2020年の育成ドラフト5巡目で駒大から入団。大卒の育成選手ということもあり、ルーキーイヤーから危機意識は強かった。「1年1年が勝負だと思っていましたし、4年目で支配下登録されて、今は安心していますけど、本当にここからがスタートだと思っています」。一刻も早く支配下にならなければ、先は長くない。そんな思いを常に抱きながら、プロ生活を過ごしてきた。

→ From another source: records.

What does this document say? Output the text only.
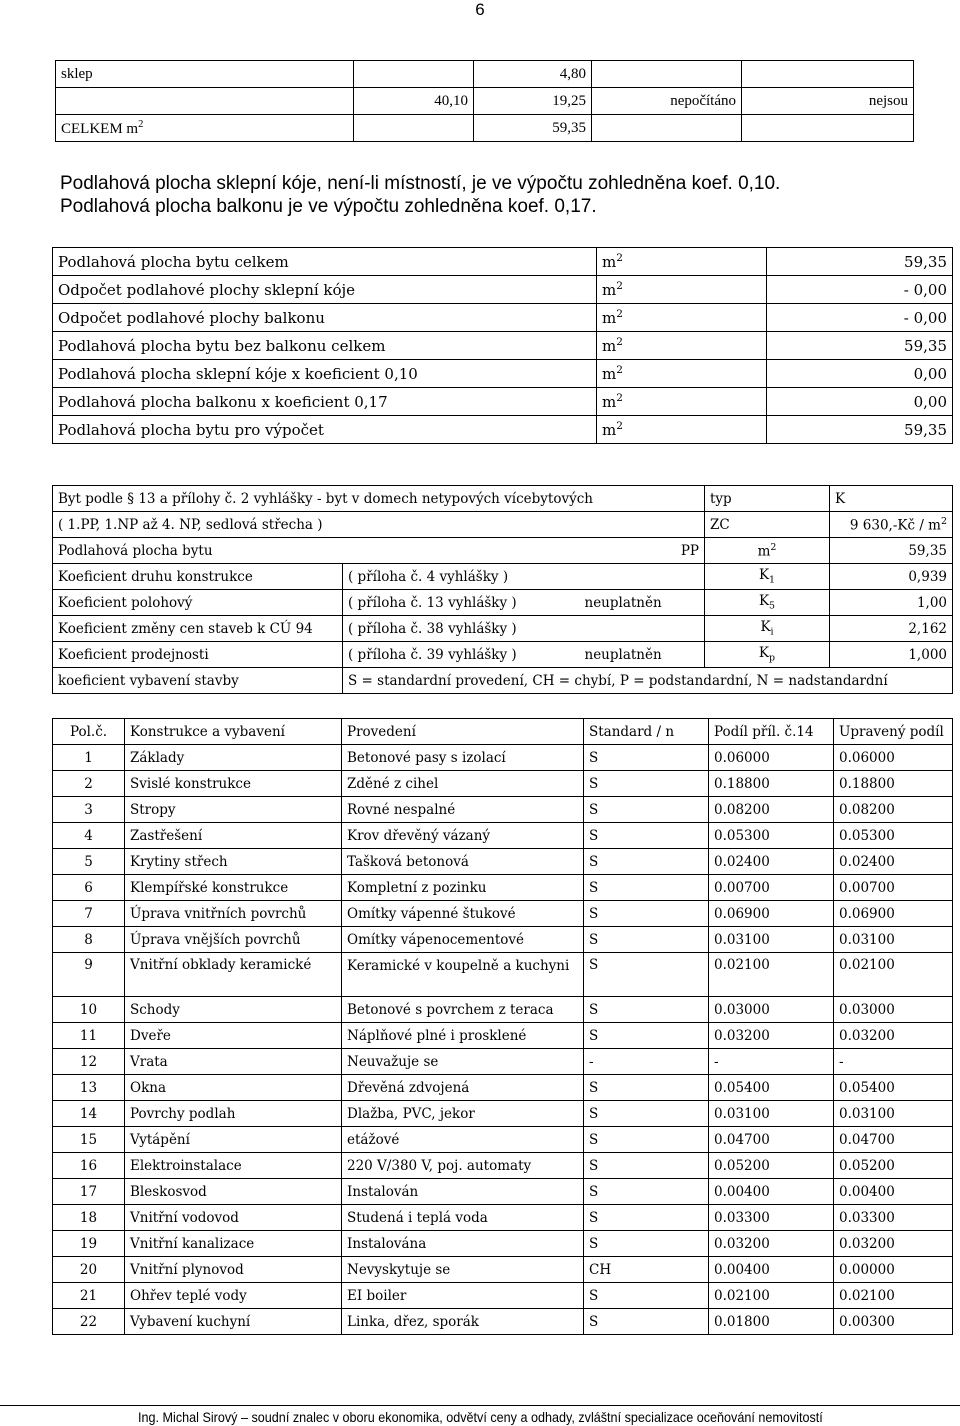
6
sklep		4,80		
	40,10	19,25	nepočítáno	nejsou
CELKEM $m^2$		59,35		
Podlahová plocha sklepní kóje, není-li místností, je ve výpočtu zohledněna koef. 0,10.
Podlahová plocha balkonu je ve výpočtu zohledněna koef. 0,17.
Podlahová plocha bytu celkem	$m^2$	59,35
Odpočet podlahové plochy sklepní kóje	$m^2$	- 0,00
Odpočet podlahové plochy balkonu	$m^2$	- 0,00
Podlahová plocha bytu bez balkonu celkem	$m^2$	59,35
Podlahová plocha sklepní kóje x koeficient 0,10	$m^2$	0,00
Podlahová plocha balkonu x koeficient 0,17	$m^2$	0,00
Podlahová plocha bytu pro výpočet	$m^2$	59,35
Byt podle § 13 a přílohy č. 2 vyhlášky - byt v domech netypových vícebytových			typ	K
( 1.PP, 1.NP až 4. NP, sedlová střecha )			ZC	9 630,-Kč / $m^2$
Podlahová plocha bytu		PP	$m^2$	59,35
Koeficient druhu konstrukce	( příloha č. 4 vyhlášky )		$K_1$	0,939
Koeficient polohový	( příloha č. 13 vyhlášky )	neuplatněn	$K_5$	1,00
Koeficient změny cen staveb k CÚ 94	( příloha č. 38 vyhlášky )		$K_i$	2,162
Koeficient prodejnosti	( příloha č. 39 vyhlášky )	neuplatněn	$K_p$	1,000
koeficient vybavení stavby	S = standardní provedení, CH = chybí, P = podstandardní, N = nadstandardní			
Pol.č.	Konstrukce a vybavení	Provedení	Standard / n	Podíl příl. č.14	Upravený podíl
1	Základy	Betonové pasy s izolací	S	0.06000	0.06000
2	Svislé konstrukce	Zděné z cihel	S	0.18800	0.18800
3	Stropy	Rovné nespalné	S	0.08200	0.08200
4	Zastřešení	Krov dřevěný vázaný	S	0.05300	0.05300
5	Krytiny střech	Tašková betonová	S	0.02400	0.02400
6	Klempířské konstrukce	Kompletní z pozinku	S	0.00700	0.00700
7	Úprava vnitřních povrchů	Omítky vápenné štukové	S	0.06900	0.06900
8	Úprava vnějších povrchů	Omítky vápenocementové	S	0.03100	0.03100
9	Vnitřní obklady keramické	Keramické v koupelně a kuchyni	S	0.02100	0.02100
10	Schody	Betonové s povrchem z teraca	S	0.03000	0.03000
11	Dveře	Náplňové plné i prosklené	S	0.03200	0.03200
12	Vrata	Neuvažuje se	-	-	-
13	Okna	Dřevěná zdvojená	S	0.05400	0.05400
14	Povrchy podlah	Dlažba, PVC, jekor	S	0.03100	0.03100
15	Vytápění	etážové	S	0.04700	0.04700
16	Elektroinstalace	220 V/380 V, poj. automaty	S	0.05200	0.05200
17	Bleskosvod	Instalován	S	0.00400	0.00400
18	Vnitřní vodovod	Studená i teplá voda	S	0.03300	0.03300
19	Vnitřní kanalizace	Instalována	S	0.03200	0.03200
20	Vnitřní plynovod	Nevyskytuje se	CH	0.00400	0.00000
21	Ohřev teplé vody	EI boiler	S	0.02100	0.02100
22	Vybavení kuchyní	Linka, dřez, sporák	S	0.01800	0.00300
Ing. Michal Sirový – soudní znalec v oboru ekonomika, odvětví ceny a odhady, zvláštní specializace oceňování nemovitostí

1年目の2021年は2軍での公式戦出場もなかったが、2年目の2022年は2軍で68試合に出場。打率.259、1本塁打14打点をマークし、17盗塁でウエスタン・リーグの盗塁王にも輝いた。「自分的にも2年目である程度数字を残せて、いけるかなと思った」。自信を深めて挑んだ勝負の3年目。オフに一旦、自動的に自由契約になる節目の年に、支配下昇格への勝負をかけたものの、そんな自分への期待は脆くも崩れた。

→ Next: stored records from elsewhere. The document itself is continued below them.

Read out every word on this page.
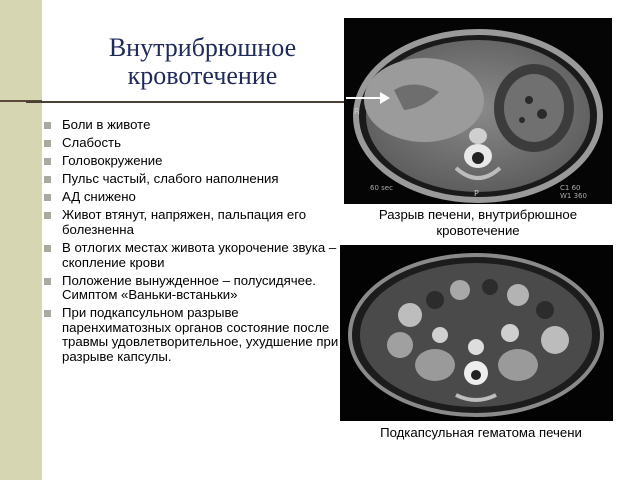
Внутрибрюшное кровотечение
Боли в животе
Слабость
Головокружение
Пульс частый, слабого наполнения
АД снижено
Живот втянут, напряжен, пальпация его болезненна
В отлогих местах живота укорочение звука – скопление крови
Положение вынужденное – полусидячее. Симптом «Ваньки-встаньки»
При подкапсульном разрыве паренхиматозных органов состояние после травмы удовлетворительное, ухудшение при разрыве капсулы.
R
P
60 sec	C1 60
W1 360
Разрыв печени, внутрибрюшное кровотечение
Подкапсульная гематома печени
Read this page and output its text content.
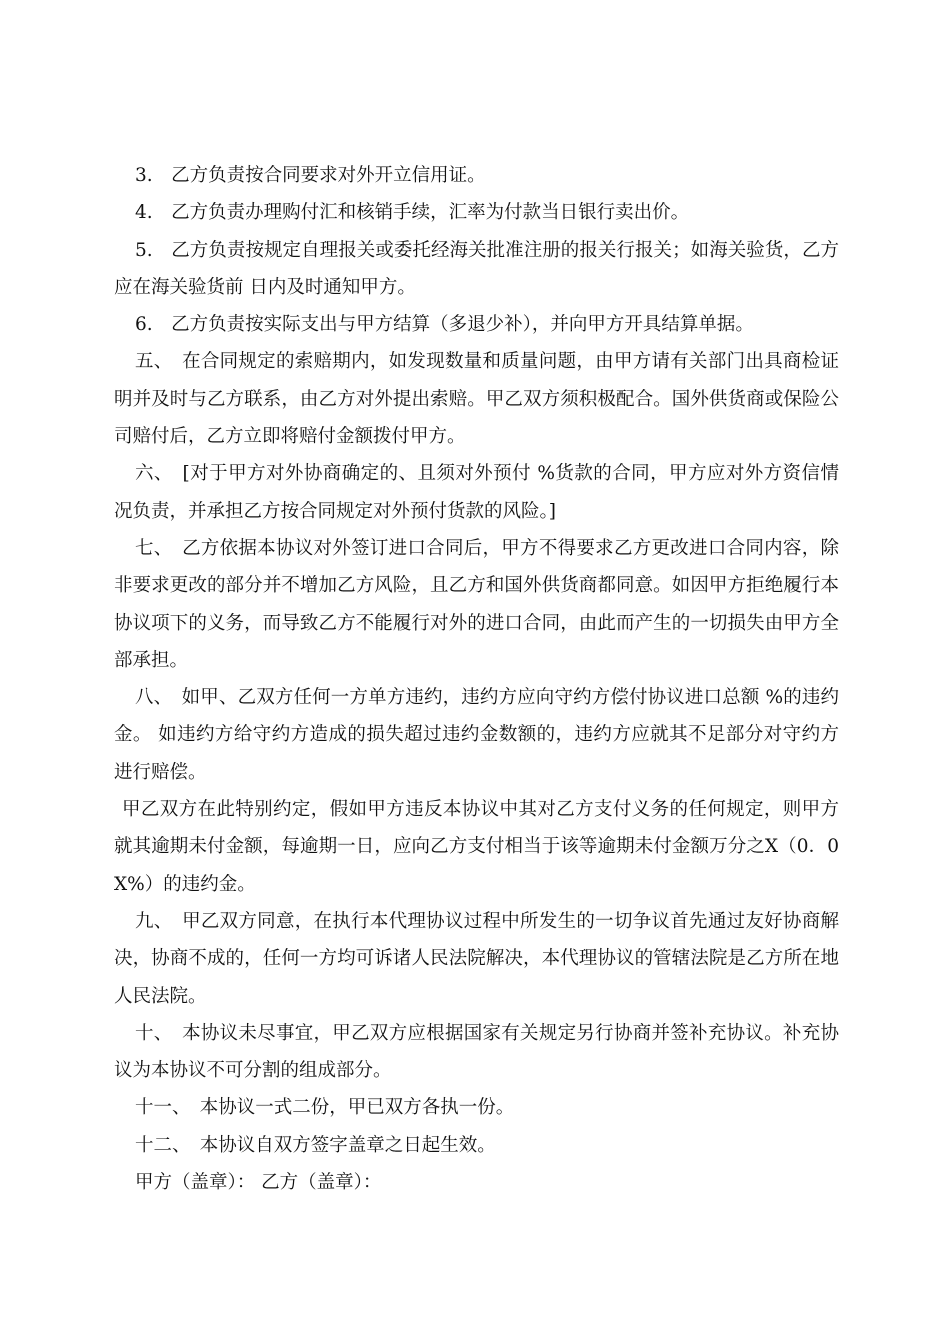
3.　乙方负责按合同要求对外开立信用证。

4.　乙方负责办理购付汇和核销手续，汇率为付款当日银行卖出价。

5.　乙方负责按规定自理报关或委托经海关批准注册的报关行报关；如海关验货，乙方应在海关验货前 日内及时通知甲方。

6.　乙方负责按实际支出与甲方结算（多退少补），并向甲方开具结算单据。

五、　在合同规定的索赔期内，如发现数量和质量问题，由甲方请有关部门出具商检证明并及时与乙方联系，由乙方对外提出索赔。甲乙双方须积极配合。国外供货商或保险公司赔付后，乙方立即将赔付金额拨付甲方。

六、　[对于甲方对外协商确定的、且须对外预付 %货款的合同，甲方应对外方资信情况负责，并承担乙方按合同规定对外预付货款的风险。]

七、　乙方依据本协议对外签订进口合同后，甲方不得要求乙方更改进口合同内容，除非要求更改的部分并不增加乙方风险，且乙方和国外供货商都同意。如因甲方拒绝履行本协议项下的义务，而导致乙方不能履行对外的进口合同，由此而产生的一切损失由甲方全部承担。

八、　如甲、乙双方任何一方单方违约，违约方应向守约方偿付协议进口总额 %的违约金。 如违约方给守约方造成的损失超过违约金数额的，违约方应就其不足部分对守约方进行赔偿。

甲乙双方在此特别约定，假如甲方违反本协议中其对乙方支付义务的任何规定，则甲方就其逾期未付金额，每逾期一日，应向乙方支付相当于该等逾期未付金额万分之X（0．0X%）的违约金。

九、　甲乙双方同意，在执行本代理协议过程中所发生的一切争议首先通过友好协商解决，协商不成的，任何一方均可诉诸人民法院解决，本代理协议的管辖法院是乙方所在地人民法院。

十、　本协议未尽事宜，甲乙双方应根据国家有关规定另行协商并签补充协议。补充协议为本协议不可分割的组成部分。

十一、　本协议一式二份，甲已双方各执一份。

十二、　本协议自双方签字盖章之日起生效。

甲方（盖章）： 乙方（盖章）：
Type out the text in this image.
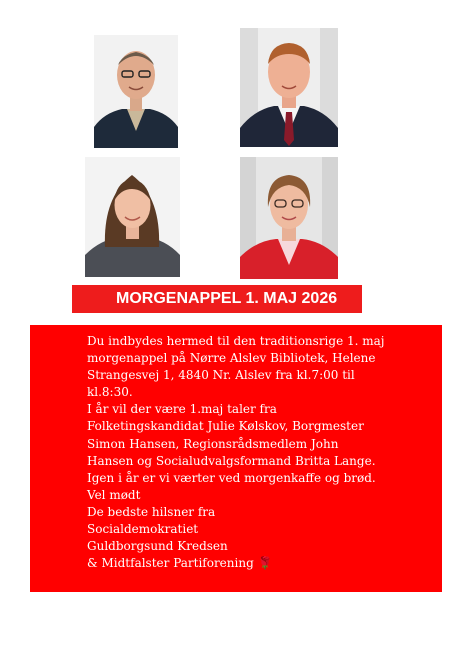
MORGENAPPEL 1. MAJ 2026
Du indbydes hermed til den traditionsrige 1. maj
morgenappel på Nørre Alslev Bibliotek, Helene
Strangesvej 1, 4840 Nr. Alslev fra kl.7:00 til
kl.8:30.
I år vil der være 1.maj taler fra
Folketingskandidat Julie Kølskov, Borgmester
Simon Hansen, Regionsrådsmedlem John
Hansen og Socialudvalgsformand Britta Lange.
Igen i år er vi værter ved morgenkaffe og brød.
Vel mødt
De bedste hilsner fra
Socialdemokratiet
Guldborgsund Kredsen
& Midtfalster Partiforening 🌹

迎えた2023年、緒方はウエスタン・リーグで50試合の出場に止まった。打撃の状態はなかなか上向かず、打率は.140と低空飛行。前年は17個を数えた盗塁も4個に終わった。「去年が一番苦しかったですね。正直、自分自身にガッカリしました。やろうとしたことが自分の中でできなかったというか、2年目に少し結果が出て、自分のスタイルを崩してしまったところが大きいかなと思います」。オフを迎えるにあたって、ある程度、“覚悟”もあった。
「去年で終わりかな、と思っていたところで、もう1年、契約してもらえた」。育成3年目が終わるタイミング。自分の中では戦力外通告を受けることも覚悟していたという。そんな中で、球団から提示された4年目の契約。ラストチャンスのつもりで、2024年を迎えた。
育成選手として過ごした3年間は辛く、苦しいものだった。何度も壁にぶち当たり、その度に心を折らせることなく這い上がってきた。「めげそうになったことは何回もありますけど、本当に自分が腐って終わるのは簡単なこと。それだけは絶対にしたくないと思っていました」。心に誓っていた“絶対に腐らない”という決意。先輩たちの言葉がそれを支えた。
昨年、そして今年のオフと緒方は牧原大成内野手の自主トレに参加した。同じ育成選手から支配下、そして侍ジャパンへと駆け上がった大先輩だ。厳しい言葉も投げかけられたこともある牧原大から数々の助言、心構えを聞いた。「牧原さん始め、いろんな先輩方に優しい言葉も、もっと頑張れという言葉もいただいて、それが大きかったと思います」。そんな先輩たちの言葉が、心の支えだった。
新たな背番号は「57」に決まった。これまで3桁の背番号を「恥ずかしい」と語っていた緒方、仲田、川村の3人。ようやく2桁になった背番号を見た緒方は「(3桁目の)『1』がないなって思いました。初めて2桁を自分が背負って、やっぱり嬉しいですし、またこれから頑張ろうと思いました」と率直な思いを口にした。ようやく立ったスタートライン。プロ野球選手としての勝負はここから始まる。